Writing in a free and discursive spirit, Setch is compared to contemporaries, such as John Hoyland, Michael Sandle and Gillian Ayres, and against the background of a changing art world. Setch is one of a generation of leading British artists whose work was fundamentally affected by American abstract expressionism in the late 1950s. Since his earliest encounter with the paintings and heroic image of Jackson Pollock, Setch has ceaselessly explored new avenues of practice to deepen his sense of 'being in the painting' in an almost physical way. As with Pollock himself, Setch has long perceived painting as an arena in which an artist performs to transform the materials he works with.

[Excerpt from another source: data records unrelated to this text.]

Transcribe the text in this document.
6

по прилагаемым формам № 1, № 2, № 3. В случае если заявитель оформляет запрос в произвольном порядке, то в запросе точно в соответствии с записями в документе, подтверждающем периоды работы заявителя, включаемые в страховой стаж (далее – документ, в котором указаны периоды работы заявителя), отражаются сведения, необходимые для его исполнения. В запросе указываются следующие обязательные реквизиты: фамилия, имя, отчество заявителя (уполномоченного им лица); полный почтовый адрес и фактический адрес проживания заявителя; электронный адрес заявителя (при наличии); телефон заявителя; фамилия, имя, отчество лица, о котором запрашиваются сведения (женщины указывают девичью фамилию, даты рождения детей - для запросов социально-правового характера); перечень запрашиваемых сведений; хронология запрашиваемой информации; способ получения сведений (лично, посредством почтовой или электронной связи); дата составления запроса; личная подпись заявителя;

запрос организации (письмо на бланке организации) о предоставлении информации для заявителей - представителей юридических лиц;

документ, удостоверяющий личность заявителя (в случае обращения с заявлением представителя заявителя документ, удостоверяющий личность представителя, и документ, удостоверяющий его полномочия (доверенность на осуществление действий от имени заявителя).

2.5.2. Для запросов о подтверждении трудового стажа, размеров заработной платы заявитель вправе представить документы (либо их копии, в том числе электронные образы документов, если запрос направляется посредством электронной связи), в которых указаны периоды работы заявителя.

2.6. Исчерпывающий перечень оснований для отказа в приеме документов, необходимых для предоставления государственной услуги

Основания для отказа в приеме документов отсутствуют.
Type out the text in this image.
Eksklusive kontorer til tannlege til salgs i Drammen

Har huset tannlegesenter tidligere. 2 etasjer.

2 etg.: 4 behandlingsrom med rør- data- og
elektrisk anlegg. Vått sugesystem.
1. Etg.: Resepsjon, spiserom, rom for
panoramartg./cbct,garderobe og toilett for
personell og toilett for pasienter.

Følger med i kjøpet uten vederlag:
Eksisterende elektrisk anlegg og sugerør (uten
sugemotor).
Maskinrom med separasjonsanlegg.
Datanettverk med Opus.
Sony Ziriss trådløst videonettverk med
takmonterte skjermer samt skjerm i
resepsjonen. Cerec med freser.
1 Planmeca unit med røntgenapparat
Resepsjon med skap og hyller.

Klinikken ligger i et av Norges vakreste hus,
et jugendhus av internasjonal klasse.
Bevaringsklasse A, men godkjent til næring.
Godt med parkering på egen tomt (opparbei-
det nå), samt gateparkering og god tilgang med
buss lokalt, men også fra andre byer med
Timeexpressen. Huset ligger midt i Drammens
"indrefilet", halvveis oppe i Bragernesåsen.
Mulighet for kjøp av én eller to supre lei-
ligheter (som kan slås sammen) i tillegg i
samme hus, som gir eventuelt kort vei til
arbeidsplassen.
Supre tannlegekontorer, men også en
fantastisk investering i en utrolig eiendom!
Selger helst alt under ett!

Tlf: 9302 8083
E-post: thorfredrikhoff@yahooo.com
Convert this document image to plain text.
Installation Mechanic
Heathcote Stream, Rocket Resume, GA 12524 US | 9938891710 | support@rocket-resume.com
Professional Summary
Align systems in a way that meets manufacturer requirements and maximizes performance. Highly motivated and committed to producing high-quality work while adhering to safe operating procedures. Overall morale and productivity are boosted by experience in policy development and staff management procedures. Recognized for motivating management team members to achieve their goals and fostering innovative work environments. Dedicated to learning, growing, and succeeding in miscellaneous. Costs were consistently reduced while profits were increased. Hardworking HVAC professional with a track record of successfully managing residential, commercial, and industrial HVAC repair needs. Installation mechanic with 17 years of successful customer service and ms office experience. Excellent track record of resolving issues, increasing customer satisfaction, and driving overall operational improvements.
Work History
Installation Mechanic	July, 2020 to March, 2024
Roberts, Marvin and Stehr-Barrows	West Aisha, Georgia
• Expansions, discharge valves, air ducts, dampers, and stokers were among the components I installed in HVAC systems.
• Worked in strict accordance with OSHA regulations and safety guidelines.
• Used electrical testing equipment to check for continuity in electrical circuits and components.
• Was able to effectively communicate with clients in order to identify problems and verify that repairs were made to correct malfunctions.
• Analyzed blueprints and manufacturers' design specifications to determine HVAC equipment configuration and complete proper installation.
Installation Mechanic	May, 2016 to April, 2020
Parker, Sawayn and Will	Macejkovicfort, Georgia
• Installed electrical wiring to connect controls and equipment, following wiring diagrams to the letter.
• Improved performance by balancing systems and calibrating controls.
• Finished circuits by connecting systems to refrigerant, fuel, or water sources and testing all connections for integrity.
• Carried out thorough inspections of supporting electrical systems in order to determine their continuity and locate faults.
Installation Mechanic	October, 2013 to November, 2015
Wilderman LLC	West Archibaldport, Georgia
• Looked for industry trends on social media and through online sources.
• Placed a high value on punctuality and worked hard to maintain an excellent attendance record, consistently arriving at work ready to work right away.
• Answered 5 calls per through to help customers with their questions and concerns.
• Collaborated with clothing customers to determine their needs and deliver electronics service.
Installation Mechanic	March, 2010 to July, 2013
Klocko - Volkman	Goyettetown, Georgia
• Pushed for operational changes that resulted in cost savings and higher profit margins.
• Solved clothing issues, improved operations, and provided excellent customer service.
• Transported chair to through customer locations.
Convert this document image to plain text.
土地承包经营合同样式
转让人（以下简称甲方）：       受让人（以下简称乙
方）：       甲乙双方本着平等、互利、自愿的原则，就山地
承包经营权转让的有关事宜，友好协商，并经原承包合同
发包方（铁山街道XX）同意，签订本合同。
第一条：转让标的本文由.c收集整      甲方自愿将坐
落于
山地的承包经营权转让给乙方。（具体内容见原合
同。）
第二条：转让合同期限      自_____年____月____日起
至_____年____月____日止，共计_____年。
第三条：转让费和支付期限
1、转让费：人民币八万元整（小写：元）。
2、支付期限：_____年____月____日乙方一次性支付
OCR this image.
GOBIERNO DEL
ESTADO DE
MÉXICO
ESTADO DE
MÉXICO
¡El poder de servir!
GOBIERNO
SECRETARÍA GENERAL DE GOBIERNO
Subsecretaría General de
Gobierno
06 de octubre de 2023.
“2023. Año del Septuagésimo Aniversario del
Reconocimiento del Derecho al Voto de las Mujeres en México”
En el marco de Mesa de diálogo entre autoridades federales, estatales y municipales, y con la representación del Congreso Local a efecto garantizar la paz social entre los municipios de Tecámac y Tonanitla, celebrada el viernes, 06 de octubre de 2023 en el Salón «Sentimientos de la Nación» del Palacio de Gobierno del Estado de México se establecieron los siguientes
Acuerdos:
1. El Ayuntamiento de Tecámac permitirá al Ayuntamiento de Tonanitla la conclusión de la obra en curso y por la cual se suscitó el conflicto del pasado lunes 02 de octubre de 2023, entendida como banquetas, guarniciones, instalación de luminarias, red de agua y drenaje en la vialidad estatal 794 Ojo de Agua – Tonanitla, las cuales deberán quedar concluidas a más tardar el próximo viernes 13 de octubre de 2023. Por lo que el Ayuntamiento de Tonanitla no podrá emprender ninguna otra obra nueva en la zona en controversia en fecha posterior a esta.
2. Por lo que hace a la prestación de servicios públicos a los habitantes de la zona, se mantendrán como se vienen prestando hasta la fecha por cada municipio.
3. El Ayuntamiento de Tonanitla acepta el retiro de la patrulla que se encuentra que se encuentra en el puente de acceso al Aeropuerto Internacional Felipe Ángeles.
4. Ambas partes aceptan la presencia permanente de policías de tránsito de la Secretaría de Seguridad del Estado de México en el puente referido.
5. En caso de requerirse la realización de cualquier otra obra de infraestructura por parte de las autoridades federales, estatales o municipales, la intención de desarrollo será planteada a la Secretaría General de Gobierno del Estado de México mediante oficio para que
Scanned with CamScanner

His work has frequently also encompassed a commentary on the world about him. They are intelligent objects and constantly in dialogue with the present and the art of the past. In a detailed and extensively documented chronological survey, Martin Holman explores the guiding themes that lie behind fifty years of Setch's work, and the often unconventional techniques that Setch has employed to express them. Always alert to the possibilities of new media, Setch has recently extended his source of imagery to the Internet.

Most of the paintings Setch has made over the last thirty years have been about the beach close to where he lives. The beach is continuously used as the repository for the ditched vehicles of joy riders, the dumped rubbish of builders, the waste plastic packaging of picnickers and sun worshippers as well as the detritus of shipping. The sea and the weather eventually causes these 20th century deposits to change in colour and shape, moulding them into the landscape to become a part of it.

'My large paintings mimic the actual surfaces and the changes that take place with tide, time and the weather and are directly involved with the detritus on the beach and how the elements alter, reshape and unify familiar objects.' says Setch.

The small works are more conventionally landscape and encapsulate the human events and incidents on the beach though all of his paintings are about the use of the foreshore and the many ways in which it is peopled. The different kind of gatherings for specific purposes such as fishing and sailing, the private groupings and the beach activities are significant in describing the environment of the beach.